Voter ID laws serve three core functions: they are checks against errors, they prevent wrongdoing, and they give citizens confidence in the voting process in general. Thanks to the more than 30 states with some voter ID requirements, Americans trust electoral outcomes — even ones they do not like.
Anti-ID activists and a hostile media suggest that ID laws are an attack on our democracy, and they accuse its supporters of bigotry — or worse. The Obama Justice Department took this to the extreme in 2014 when its taxpayer-paid experts actually testified that black North Carolinians were not “sophisticated” enough to understand voter ID requirements.
In fact, election integrity safeguards like voter ID are extremely popular with the American people. Polling from Politico, Marist, Gallup,
A new NPR/PBS Newshour/Marist poll further underscores the demand for these laws. Americans said they are significantly more worried about voter fraud — ineligible voters participating in elections — than they are so-called voter suppression, or even foreign interference.
“Voter suppression” is a term designed to confuse by conflating perfectly legal activity, such as keeping voter rolls current, with illegal activity like discouraging citizens from voting. It’s similar to voter ID foes comparing identification requirements to the outrages of the Jim Crow-era racial discrimination.
Opponents of voter IDs have long predicted that these policies would prevent hundreds of thousands of citizens in places like Texas and South Carolina from voting. Instead, we’ve seen record voter turnout in minority communities across the country.
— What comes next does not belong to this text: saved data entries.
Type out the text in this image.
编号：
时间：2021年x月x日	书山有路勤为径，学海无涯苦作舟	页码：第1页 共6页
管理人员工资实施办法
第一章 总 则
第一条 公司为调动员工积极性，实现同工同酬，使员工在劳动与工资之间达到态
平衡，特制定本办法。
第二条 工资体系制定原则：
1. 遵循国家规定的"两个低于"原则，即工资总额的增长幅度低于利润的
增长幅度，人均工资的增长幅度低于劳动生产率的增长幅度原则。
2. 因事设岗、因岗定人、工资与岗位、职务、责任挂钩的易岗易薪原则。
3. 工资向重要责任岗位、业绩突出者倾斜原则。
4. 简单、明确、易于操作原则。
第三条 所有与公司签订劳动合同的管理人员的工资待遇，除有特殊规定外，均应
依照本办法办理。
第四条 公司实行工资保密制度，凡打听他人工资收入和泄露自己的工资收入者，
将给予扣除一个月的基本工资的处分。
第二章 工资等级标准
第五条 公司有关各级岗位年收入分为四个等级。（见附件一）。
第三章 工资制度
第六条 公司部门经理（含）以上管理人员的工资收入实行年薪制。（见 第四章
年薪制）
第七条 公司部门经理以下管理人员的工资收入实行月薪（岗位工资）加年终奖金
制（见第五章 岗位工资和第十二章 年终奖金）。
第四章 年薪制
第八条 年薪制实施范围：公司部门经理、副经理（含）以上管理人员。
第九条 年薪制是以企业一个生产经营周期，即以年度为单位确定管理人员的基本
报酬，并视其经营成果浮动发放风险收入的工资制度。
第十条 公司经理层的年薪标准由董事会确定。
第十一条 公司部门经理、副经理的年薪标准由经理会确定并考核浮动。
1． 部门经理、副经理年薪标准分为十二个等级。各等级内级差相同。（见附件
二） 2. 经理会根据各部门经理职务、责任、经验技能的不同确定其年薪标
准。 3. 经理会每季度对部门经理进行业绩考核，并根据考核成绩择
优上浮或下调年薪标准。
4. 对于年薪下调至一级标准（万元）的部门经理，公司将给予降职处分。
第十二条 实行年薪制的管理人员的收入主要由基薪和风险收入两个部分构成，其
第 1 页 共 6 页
The data are clear: There is no evidence of disenfranchisement due to voter ID. Reports to the contrary — claims, for example, that Wisconsin’s voter ID law took 200,000 votes from Hillary Clinton — have been repeatedly debunked. The National Bureau of Economic Research even published a report in 2019 suggesting the opposite effect.
One common argument is that obtaining a photo ID is burden that too many voters cannot bear. But as the recent NPR poll confirms, just 6 percent of respondents reported any level of difficulty with “registration or identification” at the polls.
Now that states like Arkansas and North Carolina are passing ballot measures to put voter ID into state constitutions, these policies have attained a new level of popularity.
One challenge supporters of voter ID face is that it’s impossible to prove a negative. No research will ever conclusively tabulate how much fraud these laws have prevented. But voter ID does more than just stop direct voter fraud. It also helps combat outside efforts to undermine our elections.
Two-factor authentication is a part of our daily lives. Think of the last time a website sent you a text message to prove you are you. Now that our voter registration systems are being targeted by bad actors like Russia, we need ID requirements more than ever to access securely our own records for voting or even address changes.
Our politics are so polarized that a few sneaky edits or unauthorized online requests could throw an election. If such high-tech manipulation is a rising risk in our near future, then voter ID will help to bar the doors to foreign infiltrators.
If you’re still fighting voter ID in 2020, the Russians thank you for your service.